A necessidade de estar presente no meio virtual provocou, em certa medida, uma onda de “profissionalização” do crime.
— O que ocorreu foi uma migração da atividade para modalidades de crime que embutem riscos menores e que tem um potencial de ganho maior — diz o pesquisador Renato Sergio de Lima, presidente do FBSP. — No crime virtual, a relação custo-benefício é muito maior do que a de roubar veículo, assaltar bancos ou roubar carga.
Com a tipificação da modalidade virtual de estelionatos em lei desde 2021, ficou claro, de todo modo, que nem sempre os crimes cibernéticos requerem alta sofisticação. Há uma parcela pequena de criminosos e hackers capazes de perpetrar crimes financeiros sem sair de casa, mas a maior parte dos golpes virtuais que têm se verificado nascem a partir de um outro crime: o furto de celular.

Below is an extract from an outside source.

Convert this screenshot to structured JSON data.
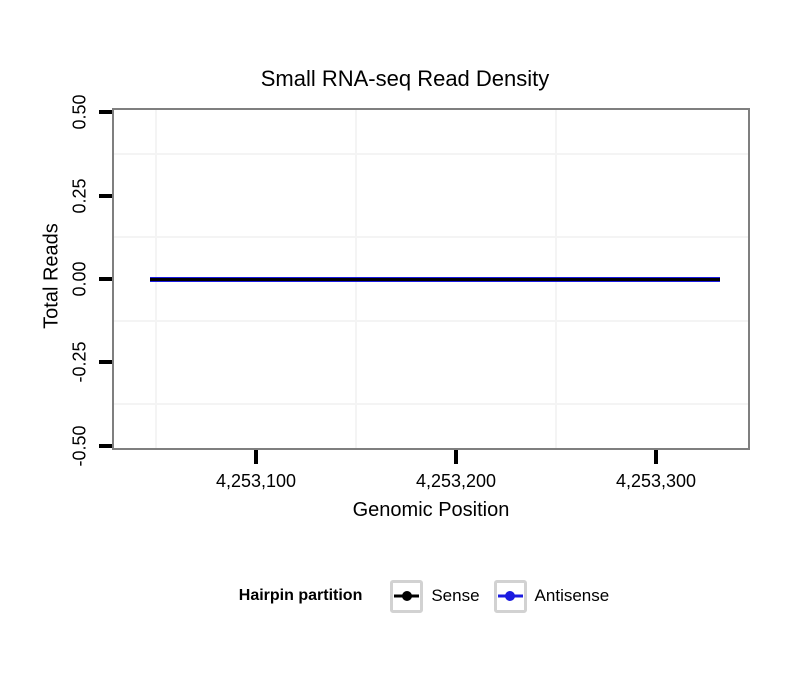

Essa modalidade é a conexão dos “crimes de rua” com os crimes virtuais porque, além de permitir manipular aplicativos de compra, ela dá acesso a dados de cartão de crédito e a informações pessoais que permitem roubo de identidade.
Crime diversificado
Quando um ladrão furta ou rouba um celular desbloqueado, não raro usando moto ou bicicleta para surpreender transeuntes que estão usando o aparelho, ele não precisa ser um hacker para dar golpes virtuais depois.
— O celular desbloqueado é a porta de entrada para golpes que são perpetrados de uma forma muito rápida e rentável — diz. — Depois de trocar a senha, além do aplicativo do banco, que pode ser usado para fazer um empréstimo e transferências via Pix, estão lá aplicativos para comprar alimento, medicamento, bebida, que podem ser comprados para revender no mercado ilegal.
O especialista lembra que aplicativos de relacionamento também estão sendo usados para golpes, e mesmo que o ladrão tenha acesso apenas a um aplicativo de mensagem, ele pode usá-lo para contatar amigos e familiares da vítima e pedir dinheiro.
Um problema que o Anuário de 2024 identifica diante da digitalização do crime é que a polícia não está conseguindo se adaptar ao novo cenário com velocidade. Ferramentas de inteligência úteis para resolver grandes desfalques, como o sistema do Conselho de Controle de Atividades Financeiras (Coaf), também seriam úteis para investigar operações pequenas, mas são pouco usados hoje pelas polícias estaduais.
“Com isso, a produtividade das polícias civis fica muito dependente dos casos de prisões em flagrante realizados pelo policiamento ostensivo das polícias militares”, escrevem os autores do anuário, que criticam o currículo defasado das academias de polícia do país.
Fuga de cérebros
Lima afirma que um problema sendo vivenciado pela Polícia Civil de grandes cidades é que os poucos profissionais altamente qualificados em investigação digital são cortejados pelo mercado privado e acabam deixando a corporação.
— Quando você acaba de treinar um policial excelente, o setor privado vem e pega, porque segurança cibernética hoje é crucial em várias áreas na fronteira da economia. Aparece uma empresa e fala: ‘vem que eu te pago o triplo’ — diz Lima.
O estado de São Paulo, particularmente, tem tido essa dificuldade, também porque ficou muitos anos sem concurso e porque o efetivo não foi sendo renovado. Segundo o Anuário de Segurança, a digitalização do crime agrava um problema mais profundo nas polícias, que é o sucateamento da polícia civil para concentrar atividades na corporação militar.
“A mensagem é clara: é preciso reforçar o trabalho de investigação criminal feito pelas polícias civis brasileiras”, diz o relatório do FBSP.